Chrystelle Quointeau, éleveuse de brebis au Haut-Corlay, dans les Côtes-d’Armor, attrape une à une ses agnelles dans sa bergerie. Mickaël Martin, son vétérinaire, les vaccine d’un geste vif contre la fièvre catarrhale ovine, tandis qu’elle les marque d’un trait vert pour s’assurer que toutes les bêtes aient bien eu leur rappel, trois semaines après une première dose.

Deux sérotypes, le 3 et le 8, de cette maladie transmise par des moucherons circulent actuellement dans les élevages ovins et bovins en France, la FCO 3 et la FCO 8. « Aujourd’hui nous avons fait le rappel de la vaccination contre la FCO 8. J’avais fait la FCO 3 en début d’année », explique Chrystelle Quointeau, qui transforme le lait de ses brebis d’origine basque en fromage.

« J’ai préféré vacciner que d’avoir le risque de perdre des bêtes »

L’éleveuse n’a pas eu de suspicion de bête malade. Pour autant, « je ne me suis pas posé la question, j’ai préféré vacciner que d’avoir le risque de perdre des bêtes », dit-elle. « Il y a aussi des risques d’infertilité, d’avortement », poursuit-elle, en montrant ses béliers qui passeront plusieurs semaines au pré avec les brebis pour la saillie.

Entre le 1er juin et le 7 août 2025, environ 3 500 foyers de FCO ont été recensés en France, selon le ministère de l’Agriculture, soit un tiers de plus qu’au 1er août. Les zones les plus touchées se concentrent en Bretagne, première région d’élevage de France, et dans des départements limitrophes, exception faite des Pyrénées-Atlantiques pour la FCO 8.

« La couverture vaccinale des troupeaux en Bretagne est faible », relève le Groupement de défense sanitaire (GDS) Bretagne. En 2024, la région avait été relativement épargnée par l’épizootie, contrairement au Grand Est et au Sud-Ouest où en 2025, la vaccination est bien suivie, selon les Fédérations nationales ovine (FNO) et bovine (FNB), les associations spécialisées de la FNSEA. « Ce n’est pas quand le feu arrive qu’il faut chercher de l’eau », estime Gilles Morvan, président de la Fédération nationale ovine (FNO) en Bretagne.

« 40 de fièvre »

Dans la même matinée, Mickaël Martin, le vétérinaire, a vacciné des vaches laitières à quelques kilomètres de là, au Bodéo. Plusieurs dizaines de prim’holsteins sont alignées dans la stabulation, bloquées au cornadis le temps de manger. « J’ai eu deux vaches qui ont plus de 40 de fièvre », raconte Christian Le Potier, l’éleveur.
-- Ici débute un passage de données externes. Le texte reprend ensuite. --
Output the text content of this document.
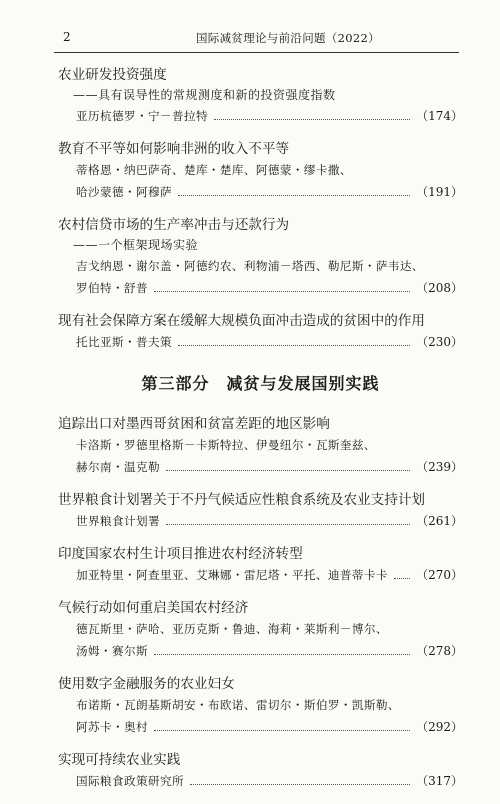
2	国际减贫理论与前沿问题（2022）
农业研发投资强度
——具有误导性的常规测度和新的投资强度指数
亚历杭德罗・宁－普拉特	（174）
教育不平等如何影响非洲的收入不平等
蒂格恩・纳巴萨奇、楚库・楚库、阿德蒙・缪卡撒、
哈沙蒙德・阿穆萨	（191）
农村信贷市场的生产率冲击与还款行为
——一个框架现场实验
吉戈纳恩・谢尔盖・阿德约农、利物浦－塔西、勒尼斯・萨韦达、
罗伯特・舒普	（208）
现有社会保障方案在缓解大规模负面冲击造成的贫困中的作用
托比亚斯・普夫策	（230）
第三部分　减贫与发展国别实践
追踪出口对墨西哥贫困和贫富差距的地区影响
卡洛斯・罗德里格斯－卡斯特拉、伊曼纽尔・瓦斯奎兹、
赫尔南・温克勒	（239）
世界粮食计划署关于不丹气候适应性粮食系统及农业支持计划
世界粮食计划署	（261）
印度国家农村生计项目推进农村经济转型
加亚特里・阿查里亚、艾琳娜・雷尼塔・平托、迪普蒂卡卡 （270）
气候行动如何重启美国农村经济
德瓦斯里・萨哈、亚历克斯・鲁迪、海莉・莱斯利－博尔、
汤姆・赛尔斯	（278）
使用数字金融服务的农业妇女
布诺斯・瓦朗基斯胡安・布欧诺、雷切尔・斯伯罗・凯斯勒、
阿苏卡・奥村	（292）
实现可持续农业实践
国际粮食政策研究所	（317）
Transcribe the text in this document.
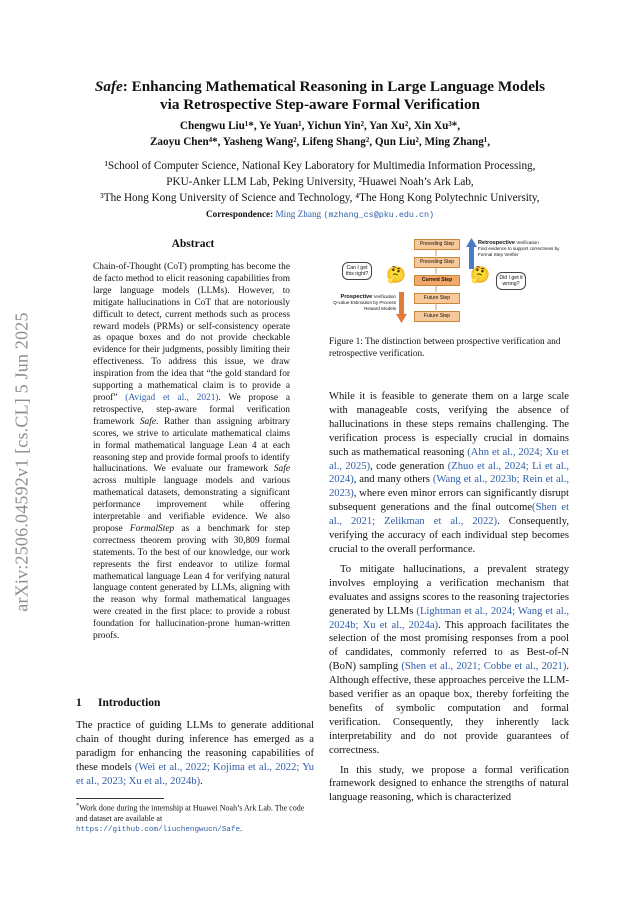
arXiv:2506.04592v1 [cs.CL] 5 Jun 2025
Safe: Enhancing Mathematical Reasoning in Large Language Models
via Retrospective Step-aware Formal Verification
Chengwu Liu¹*, Ye Yuan¹, Yichun Yin², Yan Xu², Xin Xu³*,
Zaoyu Chen⁴*, Yasheng Wang², Lifeng Shang², Qun Liu², Ming Zhang¹,
¹School of Computer Science, National Key Laboratory for Multimedia Information Processing,
PKU-Anker LLM Lab, Peking University, ²Huawei Noah’s Ark Lab,
³The Hong Kong University of Science and Technology, ⁴The Hong Kong Polytechnic University,
Correspondence: Ming Zhang (mzhang_cs@pku.edu.cn)
Abstract
Chain-of-Thought (CoT) prompting has become the de facto method to elicit reasoning capabilities from large language models (LLMs). However, to mitigate hallucinations in CoT that are notoriously difficult to detect, current methods such as process reward models (PRMs) or self-consistency operate as opaque boxes and do not provide checkable evidence for their judgments, possibly limiting their effectiveness. To address this issue, we draw inspiration from the idea that “the gold standard for supporting a mathematical claim is to provide a proof” (Avigad et al., 2021). We propose a retrospective, step-aware formal verification framework Safe. Rather than assigning arbitrary scores, we strive to articulate mathematical claims in formal mathematical language Lean 4 at each reasoning step and provide formal proofs to identify hallucinations. We evaluate our framework Safe across multiple language models and various mathematical datasets, demonstrating a significant performance improvement while offering interpretable and verifiable evidence. We also propose FormalStep as a benchmark for step correctness theorem proving with 30,809 formal statements. To the best of our knowledge, our work represents the first endeavor to utilize formal mathematical language Lean 4 for verifying natural language content generated by LLMs, aligning with the reason why formal mathematical languages were created in the first place: to provide a robust foundation for hallucination-prone human-written proofs.
1 Introduction
The practice of guiding LLMs to generate additional chain of thought during inference has emerged as a paradigm for enhancing the reasoning capabilities of these models (Wei et al., 2022; Kojima et al., 2022; Yu et al., 2023; Xu et al., 2024b).
*Work done during the internship at Huawei Noah’s Ark Lab. The code and dataset are available at https://github.com/liuchengwucn/Safe.
Preceding Step
Preceding Step
Current Step
Future Step
Future Step
🤔	🤔
Can I get this right?
Did I get it wrong?
Retrospective Verification
Find evidence to support correctness by Formal Step Verifier
Prospective Verification
Q-value Estimation by Process Reward Models
Figure 1: The distinction between prospective verification and retrospective verification.

While it is feasible to generate them on a large scale with manageable costs, verifying the absence of hallucinations in these steps remains challenging. The verification process is especially crucial in domains such as mathematical reasoning (Ahn et al., 2024; Xu et al., 2025), code generation (Zhuo et al., 2024; Li et al., 2024), and many others (Wang et al., 2023b; Rein et al., 2023), where even minor errors can significantly disrupt subsequent generations and the final outcome(Shen et al., 2021; Zelikman et al., 2022). Consequently, verifying the accuracy of each individual step becomes crucial to the overall performance.

To mitigate hallucinations, a prevalent strategy involves employing a verification mechanism that evaluates and assigns scores to the reasoning trajectories generated by LLMs (Lightman et al., 2024; Wang et al., 2024b; Xu et al., 2024a). This approach facilitates the selection of the most promising responses from a pool of candidates, commonly referred to as Best-of-N (BoN) sampling (Shen et al., 2021; Cobbe et al., 2021). Although effective, these approaches perceive the LLM-based verifier as an opaque box, thereby forfeiting the benefits of symbolic computation and formal verification. Consequently, they inherently lack interpretability and do not provide guarantees of correctness.

In this study, we propose a formal verification framework designed to enhance the strengths of natural language reasoning, which is characterized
C’est ce qui l’a décidé à vacciner son troupeau.

Le vétérinaire fait trois allers-retours pour injecter aux vaches le rappel contre la FCO 3, la FCO 8, et les vacciner contre la maladie hémorragique épizootique (MHE) qui a provoqué de gros dégâts dans des élevages en France en 2024. Les trois vaccins reviennent à 25 euros par tête à l’éleveur, qui aurait aussi pu vacciner lui-même. « Je préfère faire du préventif que du curatif » et éviter les avortements, poursuit-il.

« L’épidémie est arrivée très rapidement » début juillet dans les Côtes-d’Armor, retrace le vétérinaire, membre du Groupement technique vétérinaire (GTV) de Bretagne. La maladie peut provoquer « une grosse hyperthermie », mais aussi « des conjonctivites […], des ulcères buccaux qui empêchent les bovins ou les ovins de manger […], des boiteries […], et à moyen terme des gros problèmes de reproduction » dont des avortements et de la stérilité, énumère le soignant.

Du côté de la Confédération paysanne, « ça nous interroge de vacciner massivement alors qu’on est en pleine épidémie », déclare à l’AFP Julien Hamon, secrétaire général régional. « La vaccination sert à diminuer l’impact de la maladie à court ou à moyen terme, notamment sur la reproduction, […] à diminuer la diffusion de ces virus » entre fermes, répond le vétérinaire Mickaël Martin, pour qui « il est encore temps de vacciner dès les premiers symptômes ».